Whichever city in Russia or the former USSR you happen to visit, you'll no doubt see this precast concrete wall emblazoned with a raised relief pattern. It may just seem like a wall, but it’s a Soviet icon and just as much a symbol of Russia as the Olivier salad and not smiling. But why is it so special?
Russian architect Boris Lakhman dreamt up the concrete barrier in the 1970s and christened it the "PO-2 wall slab." He designed it while working for a company that made industrial building materials. The wall consists of a ferroconcrete frame, which means the concrete is reinforced with steel.

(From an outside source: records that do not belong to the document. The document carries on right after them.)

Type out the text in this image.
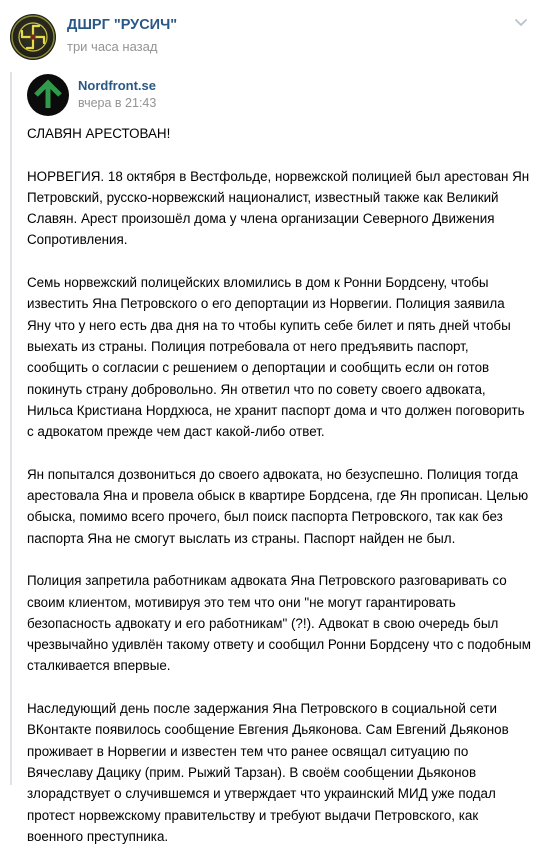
ДШРГ "РУСИЧ"
три часа назад
Nordfront.se
вчера в 21:43

СЛАВЯН АРЕСТОВАН!

НОРВЕГИЯ. 18 октября в Вестфольде, норвежской полицией был арестован Ян Петровский, русско-норвежский националист, известный также как Великий Славян. Арест произошёл дома у члена организации Северного Движения Сопротивления.

Семь норвежский полицейских вломились в дом к Ронни Бордсену, чтобы известить Яна Петровского о его депортации из Норвегии. Полиция заявила Яну что у него есть два дня на то чтобы купить себе билет и пять дней чтобы выехать из страны. Полиция потребовала от него предъявить паспорт, сообщить о согласии с решением о депортации и сообщить если он готов покинуть страну добровольно. Ян ответил что по совету своего адвоката, Нильса Кристиана Нордхюса, не хранит паспорт дома и что должен поговорить с адвокатом прежде чем даст какой-либо ответ.

Ян попытался дозвониться до своего адвоката, но безуспешно. Полиция тогда арестовала Яна и провела обыск в квартире Бордсена, где Ян прописан. Целью обыска, помимо всего прочего, был поиск паспорта Петровского, так как без паспорта Яна не смогут выслать из страны. Паспорт найден не был.

Полиция запретила работникам адвоката Яна Петровского разговаривать со своим клиентом, мотивируя это тем что они "не могут гарантировать безопасность адвокату и его работникам" (?!). Адвокат в свою очередь был чрезвычайно удивлён такому ответу и сообщил Ронни Бордсену что с подобным сталкивается впервые.

Наследующий день после задержания Яна Петровского в социальной сети ВКонтакте появилось сообщение Евгения Дьяконова. Сам Евгений Дьяконов проживает в Норвегии и известен тем что ранее освящал ситуацию по Вячеславу Дацику (прим. Рыжий Тарзан). В своём сообщении Дьяконов злорадствует о случившемся и утверждает что украинский МИД уже подал протест норвежскому правительству и требуют выдачи Петровского, как военного преступника.
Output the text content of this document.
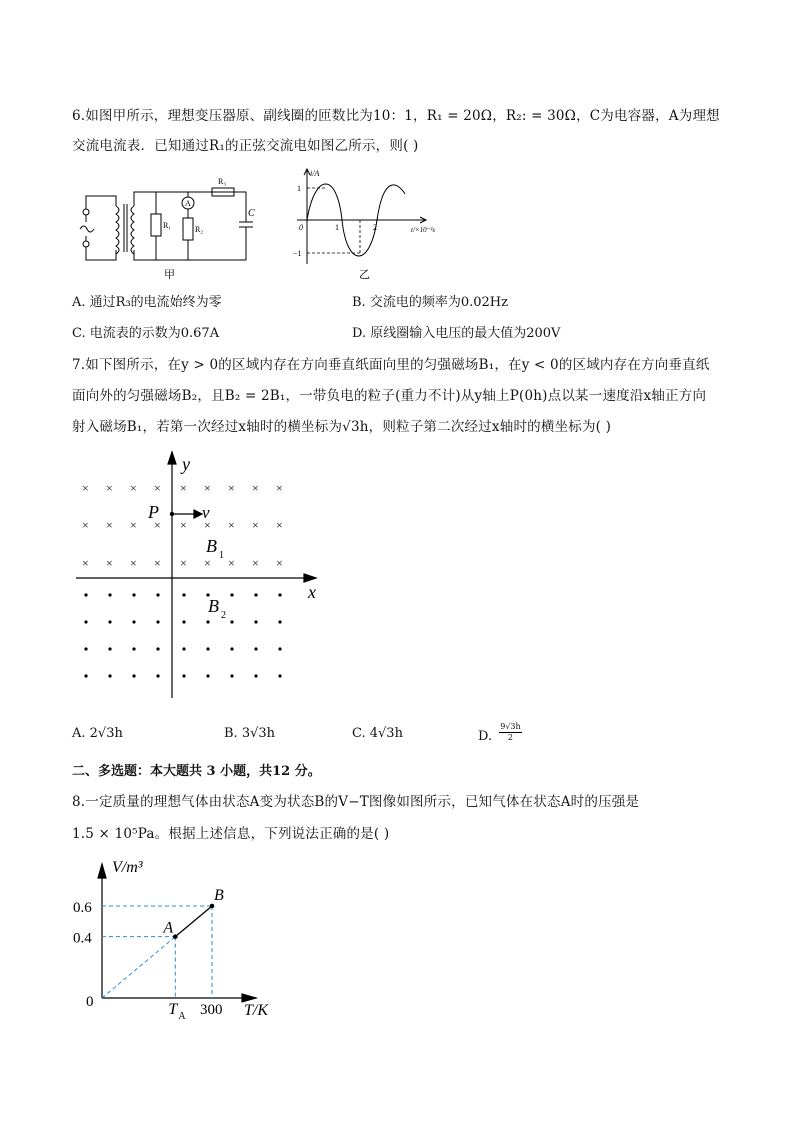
6.如图甲所示，理想变压器原、副线圈的匝数比为10：1，R₁ = 20Ω，R₂: = 30Ω，C为电容器，A为理想
交流电流表．已知通过R₁的正弦交流电如图乙所示，则( )
R₁	R₂
R₃
C
A
甲
i/A
1
−1
0	1	2	t/×10⁻²s
乙
A. 通过R₃的电流始终为零	B. 交流电的频率为0.02Hz
C. 电流表的示数为0.67A	D. 原线圈输入电压的最大值为200V
7.如下图所示，在y > 0的区域内存在方向垂直纸面向里的匀强磁场B₁，在y < 0的区域内存在方向垂直纸
面向外的匀强磁场B₂，且B₂ = 2B₁，一带负电的粒子(重力不计)从y轴上P(0h)点以某一速度沿x轴正方向
射入磁场B₁，若第一次经过x轴时的横坐标为√3h，则粒子第二次经过x轴时的横坐标为( )
× × × × × × × × ×
× × × × × × × × ×
× × × × × × × × ×
y
x
P	v
B 1
B 2
A. 2√3h	B. 3√3h	C. 4√3h	D. $\frac{9√3h}{2}$
二、多选题：本大题共 3 小题，共12 分。
8.一定质量的理想气体由状态A变为状态B的V−T图像如图所示，已知气体在状态A时的压强是
1.5 × 10⁵Pa。根据上述信息，下列说法正确的是( )
A
B
0.6
0.4
T A 300
V/m³
T/K
0
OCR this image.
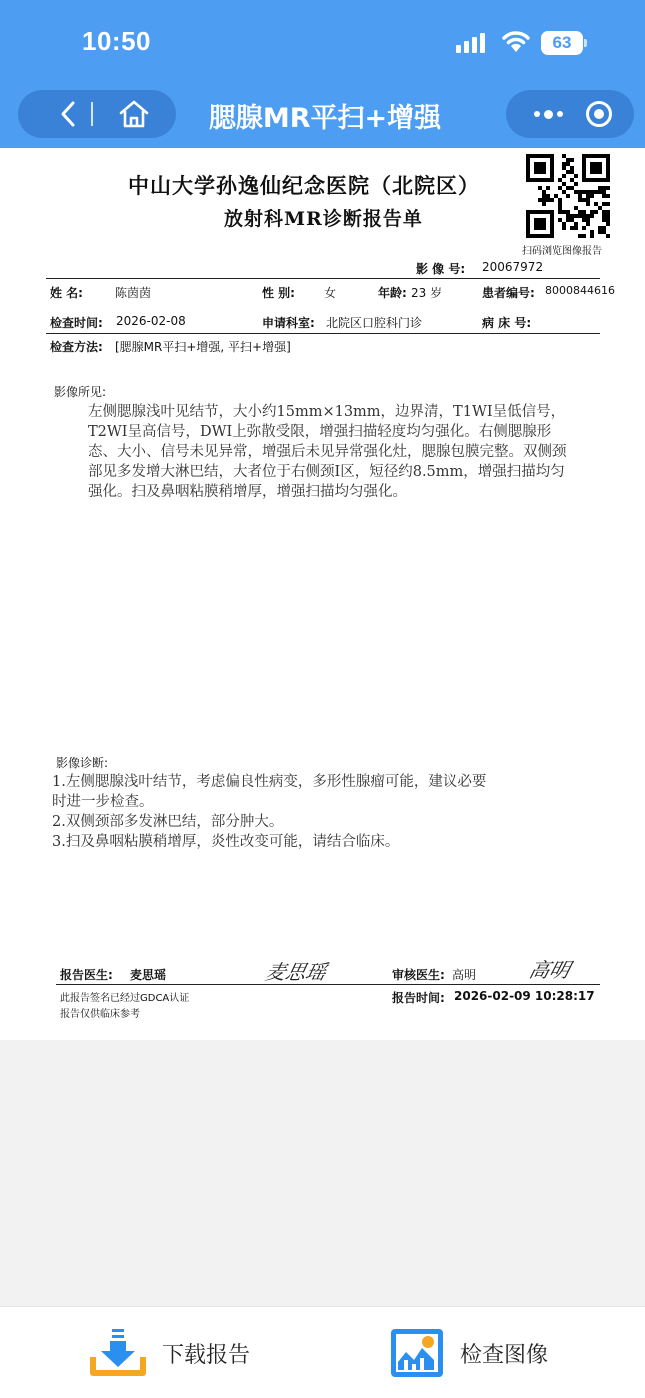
10:50	63
腮腺MR平扫+增强
中山大学孙逸仙纪念医院（北院区）
放射科MR诊断报告单
扫码浏览图像报告
影 像 号: 20067972
姓 名:	陈茵茵	性 别: 女	年龄: 23 岁	患者编号: 8000844616
检查时间: 2026-02-08	申请科室: 北院区口腔科门诊	病 床 号:
检查方法: [腮腺MR平扫+增强, 平扫+增强]
影像所见:
左侧腮腺浅叶见结节，大小约15mm×13mm，边界清，T1WI呈低信号，T2WI呈高信号，DWI上弥散受限，增强扫描轻度均匀强化。右侧腮腺形态、大小、信号未见异常，增强后未见异常强化灶，腮腺包膜完整。双侧颈部见多发增大淋巴结，大者位于右侧颈I区，短径约8.5mm，增强扫描均匀强化。扫及鼻咽粘膜稍增厚，增强扫描均匀强化。
影像诊断:
1.左侧腮腺浅叶结节，考虑偏良性病变，多形性腺瘤可能，建议必要
时进一步检查。
2.双侧颈部多发淋巴结，部分肿大。
3.扫及鼻咽粘膜稍增厚，炎性改变可能，请结合临床。
报告医生: 麦思瑶	麦思瑶	审核医生: 高明	高明
此报告签名已经过GDCA认证
报告仅供临床参考
报告时间: 2026-02-09 10:28:17
下载报告	检查图像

"Each panel has a relief pattern of light and shade that made these walls, installed in long rows, less monotonous." said Lakhman. Also, the wall helps reduce noise pollution in residential areas.
In 1981, Lakhman decided to leave the Soviet Union for the U.S. He traveled to New York with his family, where he landed a job at an architectural firm called Richard M. Bellamy – he started renovating buildings, and designing libraries and schools.
Today he devotes most of his time to painting, and while he doesn’t like to reminisce about his “Lakhman wall,” it can’t be denied that he created an enduring masterpiece of Soviet architecture.
"Villa PO-2."Yulia Abzaltdinova / Nikola Lenivets art park
Artists and designers are still influenced by his design, for example, at the Archstoyanie 2018 festival, Alexander Brodsky made an artwork from PO-2, and Puma has even designed trainers with a sole based on the concrete slabs.